Stick Insects are some of the largest insects in the world, and specimens can sometimes reach up to 19 inches long with their legs outstretched! The individual that we observed was about 8 inches long.
Because a Stick Insect resembles just that, a wooden twig, its camouflage is very efficient when lurking in trees. That is a Stick Insect’s habit at night when it feeds on leaves. Some Stick Insects can fly and also change the colour of their bodies which might account for the location of this one above.
By early afternoon, we were south of Ulundi when fog totally enveloped the mountains and it started to drizzle. Upon exiting the car at Shakaland, near Melmoth, what a shock to the system!
The temperature had plummeted to a damp, chilly 16 Celsius. Luckily, Bob had an extra jacket that I promptly put on over my tank top and skirt. It saved the day for me. The tour of Shakaland was very educational and entertaining.
As we left for the return trip to Hilltop Camp late in the afternoon, the push was on to get back to Hluhluwe-Imfolozi Park before the gates closed at 7 p.m.
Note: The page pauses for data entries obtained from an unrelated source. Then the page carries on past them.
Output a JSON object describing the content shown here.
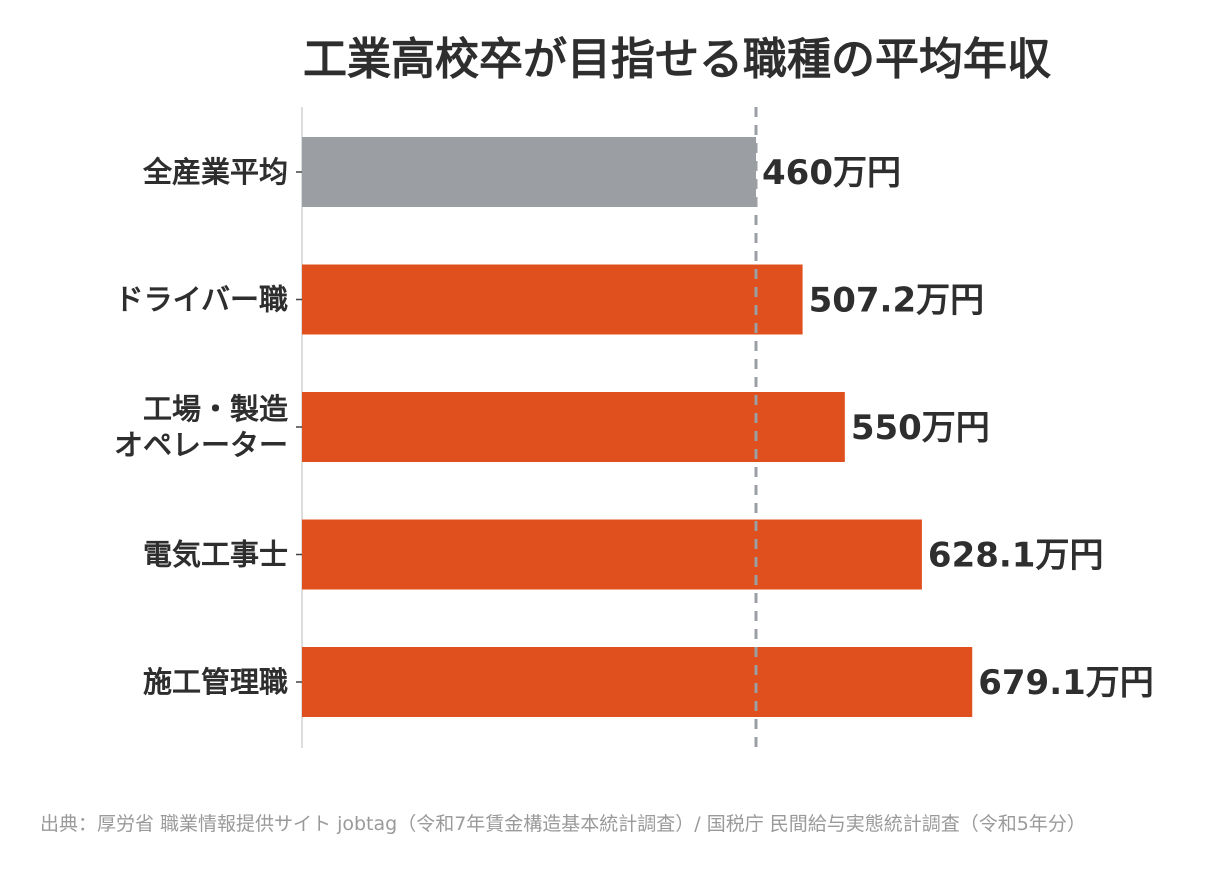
{
  "chart_data": {
    "type": "bar",
    "orientation": "horizontal",
    "title": "工業高校卒が目指せる職種の平均年収",
    "categories": [
      "全産業平均",
      "ドライバー職",
      "工場・製造\nオペレーター",
      "電気工事士",
      "施工管理職"
    ],
    "values": [
      460,
      507.2,
      550,
      628.1,
      679.1
    ],
    "value_labels": [
      "460万円",
      "507.2万円",
      "550万円",
      "628.1万円",
      "679.1万円"
    ],
    "unit": "万円",
    "xlim": [
      0,
      700
    ],
    "reference_line": {
      "value": 460,
      "style": "dashed"
    },
    "grid": false,
    "colors": {
      "highlight": "#e0501f",
      "baseline": "#9b9ea3",
      "reference_line": "#9b9ea3",
      "axis": "#dddddd"
    },
    "bar_colors": [
      "#9b9ea3",
      "#e0501f",
      "#e0501f",
      "#e0501f",
      "#e0501f"
    ]
  },
  "source": "出典：厚労省 職業情報提供サイト jobtag（令和7年賃金構造基本統計調査）/ 国税庁 民間給与実態統計調査（令和5年分）"
}
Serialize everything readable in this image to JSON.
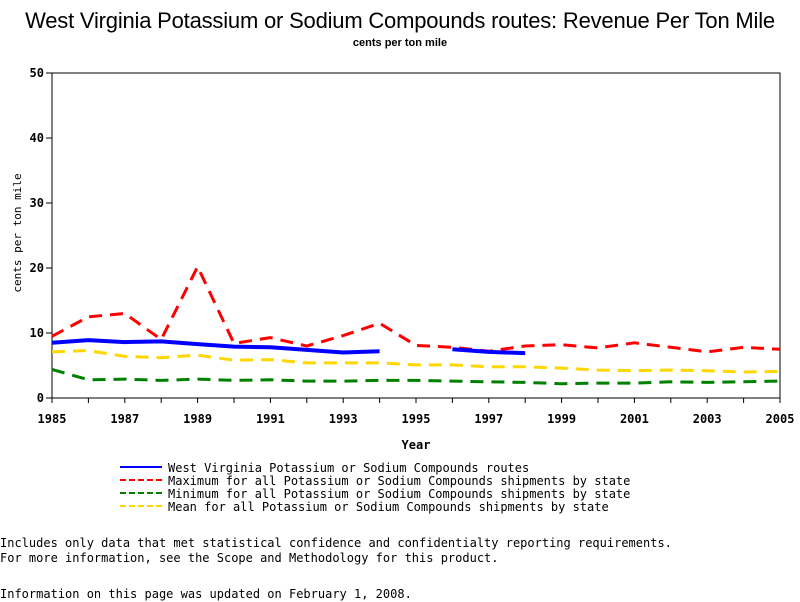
{
  "chart_data": {
    "type": "line",
    "title": "West Virginia Potassium or Sodium Compounds routes: Revenue Per Ton Mile",
    "subtitle": "cents per ton mile",
    "xlabel": "Year",
    "ylabel": "cents per ton mile",
    "xlim": [
      1985,
      2005
    ],
    "ylim": [
      0,
      50
    ],
    "x_ticks": [
      "1985",
      "1987",
      "1989",
      "1991",
      "1993",
      "1995",
      "1997",
      "1999",
      "2001",
      "2003",
      "2005"
    ],
    "y_ticks": [
      "0",
      "10",
      "20",
      "30",
      "40",
      "50"
    ],
    "grid": false,
    "legend_position": "bottom",
    "series": [
      {
        "name": "West Virginia Potassium or Sodium Compounds routes",
        "color": "#0000ff",
        "style": "solid",
        "points": [
          [
            1985,
            8.5
          ],
          [
            1986,
            8.9
          ],
          [
            1987,
            8.6
          ],
          [
            1988,
            8.7
          ],
          [
            1989,
            8.3
          ],
          [
            1990,
            7.9
          ],
          [
            1991,
            7.8
          ],
          [
            1992,
            7.4
          ],
          [
            1993,
            7.0
          ],
          [
            1994,
            7.2
          ],
          [
            1995,
            null
          ],
          [
            1996,
            7.5
          ],
          [
            1997,
            7.1
          ],
          [
            1998,
            6.9
          ]
        ]
      },
      {
        "name": "Maximum for all Potassium or Sodium Compounds shipments by state",
        "color": "#ff0000",
        "style": "dashed",
        "points": [
          [
            1985,
            9.5
          ],
          [
            1986,
            12.5
          ],
          [
            1987,
            13.0
          ],
          [
            1988,
            9.0
          ],
          [
            1989,
            20.2
          ],
          [
            1990,
            8.4
          ],
          [
            1991,
            9.3
          ],
          [
            1992,
            8.0
          ],
          [
            1993,
            9.6
          ],
          [
            1994,
            11.5
          ],
          [
            1995,
            8.1
          ],
          [
            1996,
            7.8
          ],
          [
            1997,
            7.2
          ],
          [
            1998,
            8.0
          ],
          [
            1999,
            8.2
          ],
          [
            2000,
            7.7
          ],
          [
            2001,
            8.5
          ],
          [
            2002,
            7.8
          ],
          [
            2003,
            7.1
          ],
          [
            2004,
            7.8
          ],
          [
            2005,
            7.5
          ]
        ]
      },
      {
        "name": "Minimum for all Potassium or Sodium Compounds shipments by state",
        "color": "#008000",
        "style": "dashed",
        "points": [
          [
            1985,
            4.4
          ],
          [
            1986,
            2.8
          ],
          [
            1987,
            2.9
          ],
          [
            1988,
            2.7
          ],
          [
            1989,
            2.9
          ],
          [
            1990,
            2.7
          ],
          [
            1991,
            2.8
          ],
          [
            1992,
            2.6
          ],
          [
            1993,
            2.6
          ],
          [
            1994,
            2.7
          ],
          [
            1995,
            2.7
          ],
          [
            1996,
            2.6
          ],
          [
            1997,
            2.5
          ],
          [
            1998,
            2.4
          ],
          [
            1999,
            2.2
          ],
          [
            2000,
            2.3
          ],
          [
            2001,
            2.3
          ],
          [
            2002,
            2.5
          ],
          [
            2003,
            2.4
          ],
          [
            2004,
            2.5
          ],
          [
            2005,
            2.6
          ]
        ]
      },
      {
        "name": "Mean for all Potassium or Sodium Compounds shipments by state",
        "color": "#ffd700",
        "style": "dashed",
        "points": [
          [
            1985,
            7.1
          ],
          [
            1986,
            7.3
          ],
          [
            1987,
            6.4
          ],
          [
            1988,
            6.2
          ],
          [
            1989,
            6.6
          ],
          [
            1990,
            5.8
          ],
          [
            1991,
            5.9
          ],
          [
            1992,
            5.4
          ],
          [
            1993,
            5.4
          ],
          [
            1994,
            5.4
          ],
          [
            1995,
            5.1
          ],
          [
            1996,
            5.1
          ],
          [
            1997,
            4.8
          ],
          [
            1998,
            4.8
          ],
          [
            1999,
            4.6
          ],
          [
            2000,
            4.3
          ],
          [
            2001,
            4.2
          ],
          [
            2002,
            4.3
          ],
          [
            2003,
            4.2
          ],
          [
            2004,
            4.0
          ],
          [
            2005,
            4.1
          ]
        ]
      }
    ]
  },
  "notes": {
    "line1": "Includes only data that met statistical confidence and confidentialty reporting requirements.",
    "line2": "For more information, see the Scope and Methodology for this product.",
    "updated": "Information on this page was updated on February 1, 2008."
  }
}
A thunderstorm bore down on us,
and I couldn’t help but think of those hungry Crocodiles at the river bridge. I sure hoped for little rainfall. At the Nyalazi Gate, we discovered that our Park Pass was back at Hilltop Camp, so we had a few tense moments dealing with the gate attendant who refused to let us enter the Park. Bob and I heaved a huge sigh of relief when a senior official gave the okay.
Once back inside Hluhluwe-Imfolozi, Bob and I were sufficiently relaxed that we pulled the car over and snapped a couple of photos of this interesting pair of birds on an old weathered snag.
Turns out that this was a pair of Yellow-billed Kites that were taking advantage of the last daylight hours to survey their surroundings in hopes of catching some prey.
Just before a curtain of darkness descended over the land, we climbed the hill into Hilltop Camp. We were satisfied with our long day’s adventure.